According to the statement released by the government, SANPC is poised to become a leading player in the country’s energy sector ensuring energy security, driving new technologies, developing and enabling essential infrastructure, fostering strategic partnerships and propelling social and economic development.
It is also expected to oversee strategic planning, coordination, and governance of the country’s petroleum resources, contributing to the country’s development and economic growth. The entity has been granted approval to start operating under s51(g) (h) of the Public Finance Management Act of 1999.
The formation of the state-owned company follows President Ramaphosa’s February 2020 State of the Nation Address (SONA) wherein he announced the government’s intention to repurpose and “rationalize” state-owned enterprises to support growth and development in South Africa.“The rationalization of these subsidiaries into one single SA National Petroleum Company is on the basis that each company be efficiently structured so as not to transfer operational inefficiencies and going concern issues into the new entity.”
“Out of the three merging entities, only iGas and SFF are financially viable to be merged into the new entity subject to key legal requirements. However, following a rigorous assessment of the PetroSA business, the only financially viable division to be merged into the new company is Trading and the Ghana asset.”
It added that the remainder of the business that does not form part of the SANPC will form part of legacy assets requiring further work to be done before they could be transferred into the SANPC.
“In the interim, the SANPC will be incorporated as a subsidiary of [the] CEF Group of Companies until the National Petroleum Bill is promulgated into law.

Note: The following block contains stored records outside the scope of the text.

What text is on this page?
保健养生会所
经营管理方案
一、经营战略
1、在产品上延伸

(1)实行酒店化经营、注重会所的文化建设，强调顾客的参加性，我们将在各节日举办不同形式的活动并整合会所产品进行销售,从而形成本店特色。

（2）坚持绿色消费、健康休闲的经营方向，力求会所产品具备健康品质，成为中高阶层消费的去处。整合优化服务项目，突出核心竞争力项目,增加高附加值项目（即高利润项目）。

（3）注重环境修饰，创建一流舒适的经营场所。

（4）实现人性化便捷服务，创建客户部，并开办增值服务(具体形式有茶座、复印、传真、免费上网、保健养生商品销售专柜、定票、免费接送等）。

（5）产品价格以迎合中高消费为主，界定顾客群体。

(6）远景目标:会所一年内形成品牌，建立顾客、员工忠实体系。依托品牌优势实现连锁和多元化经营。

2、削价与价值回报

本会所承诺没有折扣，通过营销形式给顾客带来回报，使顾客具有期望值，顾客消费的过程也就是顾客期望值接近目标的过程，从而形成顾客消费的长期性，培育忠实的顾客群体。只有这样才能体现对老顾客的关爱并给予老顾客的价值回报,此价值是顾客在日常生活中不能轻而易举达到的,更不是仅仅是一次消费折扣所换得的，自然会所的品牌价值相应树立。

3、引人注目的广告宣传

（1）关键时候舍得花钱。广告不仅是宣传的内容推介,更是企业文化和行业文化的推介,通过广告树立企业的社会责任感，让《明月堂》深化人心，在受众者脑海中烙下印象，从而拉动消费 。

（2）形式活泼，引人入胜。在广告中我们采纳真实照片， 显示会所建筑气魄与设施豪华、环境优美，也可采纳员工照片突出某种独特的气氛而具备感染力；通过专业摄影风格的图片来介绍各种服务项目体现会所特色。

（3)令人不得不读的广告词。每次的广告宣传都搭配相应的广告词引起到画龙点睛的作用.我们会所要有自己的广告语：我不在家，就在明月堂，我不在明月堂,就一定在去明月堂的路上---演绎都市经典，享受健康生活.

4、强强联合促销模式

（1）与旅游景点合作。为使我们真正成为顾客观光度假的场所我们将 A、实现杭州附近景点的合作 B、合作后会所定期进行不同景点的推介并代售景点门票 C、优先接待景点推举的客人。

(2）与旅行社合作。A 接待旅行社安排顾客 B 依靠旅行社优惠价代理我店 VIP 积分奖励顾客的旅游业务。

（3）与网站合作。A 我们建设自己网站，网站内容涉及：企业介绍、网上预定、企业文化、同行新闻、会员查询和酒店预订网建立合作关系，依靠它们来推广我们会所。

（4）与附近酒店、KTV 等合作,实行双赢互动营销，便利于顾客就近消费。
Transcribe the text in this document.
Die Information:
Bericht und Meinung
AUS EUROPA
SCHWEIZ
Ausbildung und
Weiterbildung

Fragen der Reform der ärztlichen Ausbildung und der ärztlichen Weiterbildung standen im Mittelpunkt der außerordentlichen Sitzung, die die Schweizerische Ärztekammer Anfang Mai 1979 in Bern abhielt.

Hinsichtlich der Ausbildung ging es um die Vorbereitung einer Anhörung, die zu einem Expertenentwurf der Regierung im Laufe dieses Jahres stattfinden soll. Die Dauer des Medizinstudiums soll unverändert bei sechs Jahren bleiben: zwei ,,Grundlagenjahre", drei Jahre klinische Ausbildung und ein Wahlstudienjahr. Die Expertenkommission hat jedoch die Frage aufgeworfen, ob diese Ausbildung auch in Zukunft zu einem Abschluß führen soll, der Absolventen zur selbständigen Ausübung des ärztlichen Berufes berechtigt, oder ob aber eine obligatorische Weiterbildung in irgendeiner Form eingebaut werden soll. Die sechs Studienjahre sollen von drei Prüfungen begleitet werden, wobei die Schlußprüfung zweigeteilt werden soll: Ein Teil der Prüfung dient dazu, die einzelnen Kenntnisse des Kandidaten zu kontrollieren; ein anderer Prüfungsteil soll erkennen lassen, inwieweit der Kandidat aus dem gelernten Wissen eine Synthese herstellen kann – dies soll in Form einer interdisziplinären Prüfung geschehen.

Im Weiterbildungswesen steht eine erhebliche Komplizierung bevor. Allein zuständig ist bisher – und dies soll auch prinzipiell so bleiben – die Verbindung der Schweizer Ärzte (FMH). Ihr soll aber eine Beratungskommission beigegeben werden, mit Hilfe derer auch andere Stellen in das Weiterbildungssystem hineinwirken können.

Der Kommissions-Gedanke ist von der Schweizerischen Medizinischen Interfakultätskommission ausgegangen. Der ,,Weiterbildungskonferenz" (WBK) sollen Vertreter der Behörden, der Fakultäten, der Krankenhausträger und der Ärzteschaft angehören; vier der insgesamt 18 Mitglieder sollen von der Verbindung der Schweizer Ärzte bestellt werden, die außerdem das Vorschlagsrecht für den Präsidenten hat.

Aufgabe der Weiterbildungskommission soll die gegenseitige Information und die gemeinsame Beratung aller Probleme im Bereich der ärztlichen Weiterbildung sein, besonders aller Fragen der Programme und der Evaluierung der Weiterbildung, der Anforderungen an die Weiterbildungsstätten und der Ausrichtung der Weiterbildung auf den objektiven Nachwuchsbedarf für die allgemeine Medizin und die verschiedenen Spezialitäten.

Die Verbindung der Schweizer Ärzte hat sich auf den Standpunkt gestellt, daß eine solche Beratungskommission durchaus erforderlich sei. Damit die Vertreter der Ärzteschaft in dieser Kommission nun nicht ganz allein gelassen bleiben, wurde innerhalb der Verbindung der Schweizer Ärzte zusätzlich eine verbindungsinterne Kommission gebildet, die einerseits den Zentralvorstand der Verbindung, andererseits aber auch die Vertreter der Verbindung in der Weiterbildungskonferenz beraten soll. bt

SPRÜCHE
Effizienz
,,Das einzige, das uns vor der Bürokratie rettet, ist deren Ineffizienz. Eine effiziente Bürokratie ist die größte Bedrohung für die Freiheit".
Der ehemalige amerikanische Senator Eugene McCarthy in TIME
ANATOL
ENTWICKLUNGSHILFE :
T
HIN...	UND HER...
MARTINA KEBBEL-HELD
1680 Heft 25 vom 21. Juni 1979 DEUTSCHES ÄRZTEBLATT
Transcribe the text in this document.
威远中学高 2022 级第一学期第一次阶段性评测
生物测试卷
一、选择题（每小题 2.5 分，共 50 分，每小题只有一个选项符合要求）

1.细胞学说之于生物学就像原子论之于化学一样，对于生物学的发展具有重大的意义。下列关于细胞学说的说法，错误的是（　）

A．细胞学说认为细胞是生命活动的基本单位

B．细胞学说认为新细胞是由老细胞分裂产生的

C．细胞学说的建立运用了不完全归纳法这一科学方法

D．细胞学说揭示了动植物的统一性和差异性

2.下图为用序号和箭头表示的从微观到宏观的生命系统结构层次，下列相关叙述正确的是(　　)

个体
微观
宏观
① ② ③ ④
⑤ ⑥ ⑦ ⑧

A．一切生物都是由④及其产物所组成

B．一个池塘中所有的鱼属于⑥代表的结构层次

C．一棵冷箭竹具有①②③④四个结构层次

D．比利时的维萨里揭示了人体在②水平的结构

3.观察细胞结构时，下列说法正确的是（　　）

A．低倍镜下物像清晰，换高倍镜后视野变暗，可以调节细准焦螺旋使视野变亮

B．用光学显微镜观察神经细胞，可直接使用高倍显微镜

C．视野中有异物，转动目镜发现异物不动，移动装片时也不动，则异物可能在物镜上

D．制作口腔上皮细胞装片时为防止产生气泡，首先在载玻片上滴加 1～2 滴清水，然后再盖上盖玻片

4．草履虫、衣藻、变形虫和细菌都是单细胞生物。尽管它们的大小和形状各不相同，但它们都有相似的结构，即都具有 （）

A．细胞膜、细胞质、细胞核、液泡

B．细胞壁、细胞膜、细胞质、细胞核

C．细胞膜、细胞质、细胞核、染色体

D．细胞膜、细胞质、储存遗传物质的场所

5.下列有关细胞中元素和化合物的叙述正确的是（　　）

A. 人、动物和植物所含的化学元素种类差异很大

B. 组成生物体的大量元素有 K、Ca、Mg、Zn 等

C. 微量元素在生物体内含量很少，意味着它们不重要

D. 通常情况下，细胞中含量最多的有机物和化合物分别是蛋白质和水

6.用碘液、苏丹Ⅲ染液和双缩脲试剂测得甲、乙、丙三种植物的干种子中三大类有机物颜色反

For the SANPC to kick start its operations, it would use the Lease and Assign model wherein certain assets of the merging entities will be leased to the new company, the SANPC.”
The SANPC will be incorporated as a subsidiary of the CEF Group until the National Petroleum Bill is promulgated into law. The SANPC said it is poised to become a leading player in South Africa’s energy sector, ensuring energy security, driving new technologies, developing and enabling essential infrastructure, fostering strategic partnerships, and propelling social and economic development.
The proposed Lease and Assignment model provides the opportunity to strategically select what is leased and assigned to the SANPC by ring-fencing or isolating PetroSA’s legacy assets such as decommissioning liability and current operating challenges of the Gas to Liquid Refinery.
“With the combined strengths of the three subsidiaries, a solid financial position, and robust stakeholder support, the SANPC is well-positioned to leverage these benefits and seize the R95 billion market opportunity.”